If child's hand is not strong enough, provide hand over hand assistance.  Let them sprinkle or pour glitter over their snowflake.
Let it dry. Then gently peel from the wax paper. Hang snowflakes around the room and children will have a winter snowflake
wonderland.

Snowflake Jars  
Materials: 
Baby food jars, sparkling glitter, snowflake confetti/pieces, water. 

Method:
Let children place everything in the jar. Then an adult hot glues the lid's rim and places it onto the jar. 
Children will have their own snowflake shakers.

Penguins


Paper Plate Penguins
Materials:
Regular size and small size paper plates, black and orange construction paper, glue.
Method:
The regular size paper plate will be the body, the small size paper plate will be the face. 
You will need to precut these items: 
triangular beak and flippers from orange 
wings, stomach middle, head patch, and eyes from black
Glue together.

Egg Carton Penguins
Materials:
Egg carton cups(2 per penguin), orange and black construction paper, white paint, wiggly eyes, and glue.
Method:
Precut the orange flippers and beak; and the black stomach middle, wings, and head patch. First, paint the two egg cups white,
and let dry.
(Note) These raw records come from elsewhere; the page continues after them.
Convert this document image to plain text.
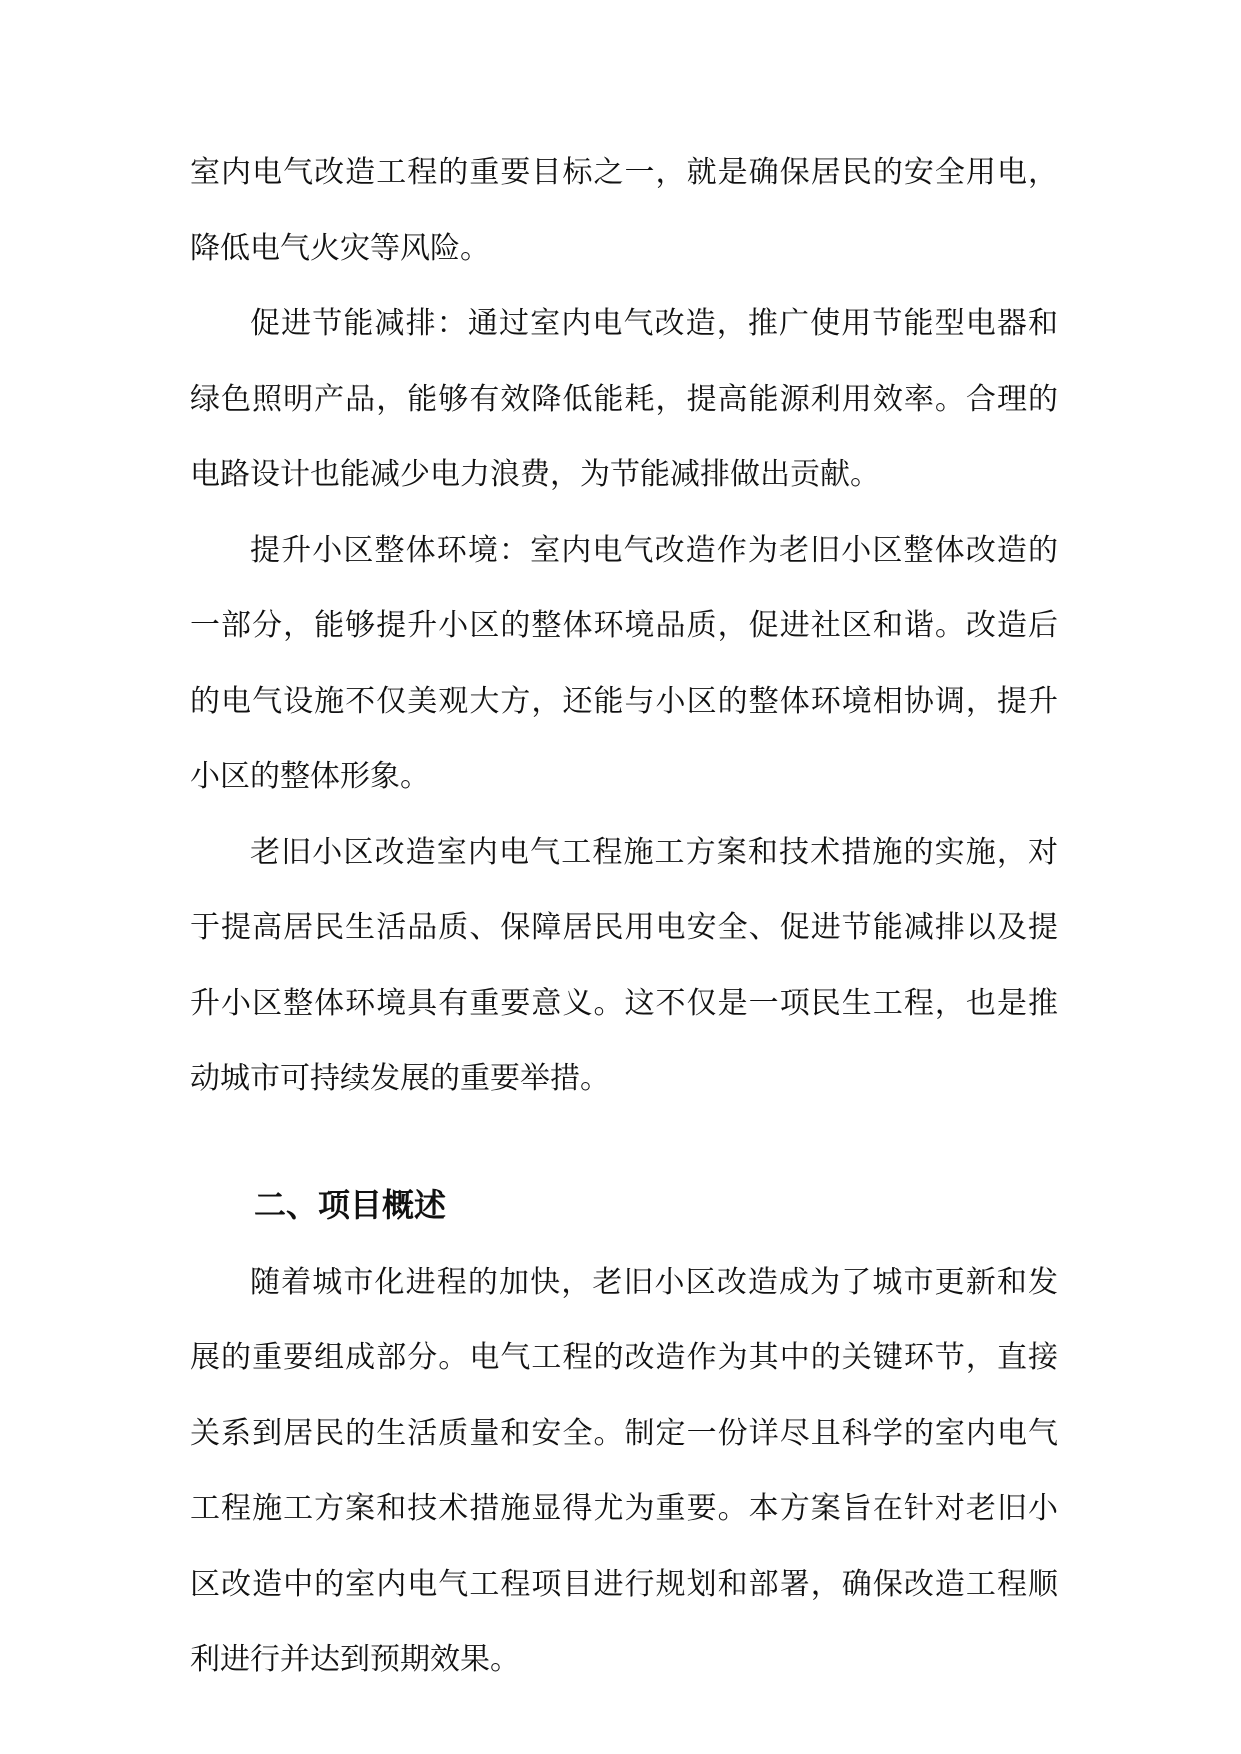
室内电气改造工程的重要目标之一，就是确保居民的安全用电，降低电气火灾等风险。

促进节能减排：通过室内电气改造，推广使用节能型电器和绿色照明产品，能够有效降低能耗，提高能源利用效率。合理的电路设计也能减少电力浪费，为节能减排做出贡献。

提升小区整体环境：室内电气改造作为老旧小区整体改造的一部分，能够提升小区的整体环境品质，促进社区和谐。改造后的电气设施不仅美观大方，还能与小区的整体环境相协调，提升小区的整体形象。

老旧小区改造室内电气工程施工方案和技术措施的实施，对于提高居民生活品质、保障居民用电安全、促进节能减排以及提升小区整体环境具有重要意义。这不仅是一项民生工程，也是推动城市可持续发展的重要举措。

二、项目概述

随着城市化进程的加快，老旧小区改造成为了城市更新和发展的重要组成部分。电气工程的改造作为其中的关键环节，直接关系到居民的生活质量和安全。制定一份详尽且科学的室内电气工程施工方案和技术措施显得尤为重要。本方案旨在针对老旧小区改造中的室内电气工程项目进行规划和部署，确保改造工程顺利进行并达到预期效果。
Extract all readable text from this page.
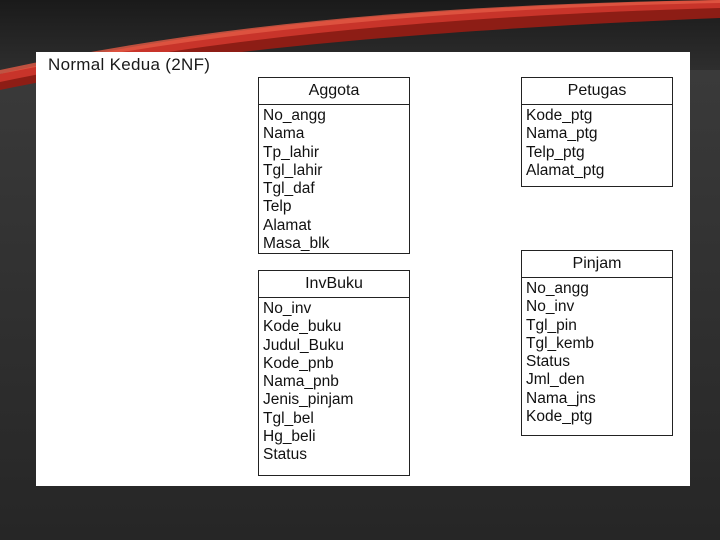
Normal Kedua (2NF)
Aggota
No_angg
Nama
Tp_lahir
Tgl_lahir
Tgl_daf
Telp
Alamat
Masa_blk
InvBuku
No_inv
Kode_buku
Judul_Buku
Kode_pnb
Nama_pnb
Jenis_pinjam
Tgl_bel
Hg_beli
Status
Petugas
Kode_ptg
Nama_ptg
Telp_ptg
Alamat_ptg
Pinjam
No_angg
No_inv
Tgl_pin
Tgl_kemb
Status
Jml_den
Nama_jns
Kode_ptg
Next, glue the two cups on top of each other mouth of cup to mouth of cup. Then glue on wings to the side, head
patch on top of head, and stomach middle. Then glue on wiggly eyes and beak.

Penguin Hands
Trace one hand on black paper and cut out. Cut out a white igloo piece and stomach middle. Take a piece of blue paper and
paint on "snow" on the bottom of the paper. Glue igloo in the background and black hand on the snow. Then glue on the white
stomach middle on the penguins body. Then add an orange construction paper beak and wiggly eyes.

Penguin Fishing
Make a blackline master of a penguin and trace onto black paper and precut. Then have students glue on a white stomach middle.
Add wiggly eyes and orange beak. Then the fun part. Let the children glue on Pepperidge farm goldfish crackers onto his stomach
middle. This helps the kids see what penguins eat!!

Mittens

Read The Mitten - A Ukrainian Folktale by Jan Brett
Jan Brett's Home Page is located at: http://www.janbrett.com/
There are excellent activity suggestions to accompany the book. See our Winter/Snow Books link.

Mitten Time
Cut mitten shapes from construction paper or wallpaper and have children lace around the edges. You can also have them lace the
mittens together. Or make matching mittens and attach with a long string that you can make into a bulletin board "Where's the
matching mitten" and you mix them all up, with the strings all tangled! This is especially cute if you use the children's hands to
trace for the mitten shape, first.

Mitten Match
Use real mittens. Hang a clothesline with spring loaded clothespins between two chairs. Clip one mitten from each pair onto the clothesline. Put the mitten mates in a bag. Hold up the bag. Have a child come up and pull one mitten out of the bag. Have the child look at the mittens hanging on the clothesline and find the mitten that matches the one that he/she is holding. Have him/her clip it next to the matching one. Continue until all the mittens have been matched.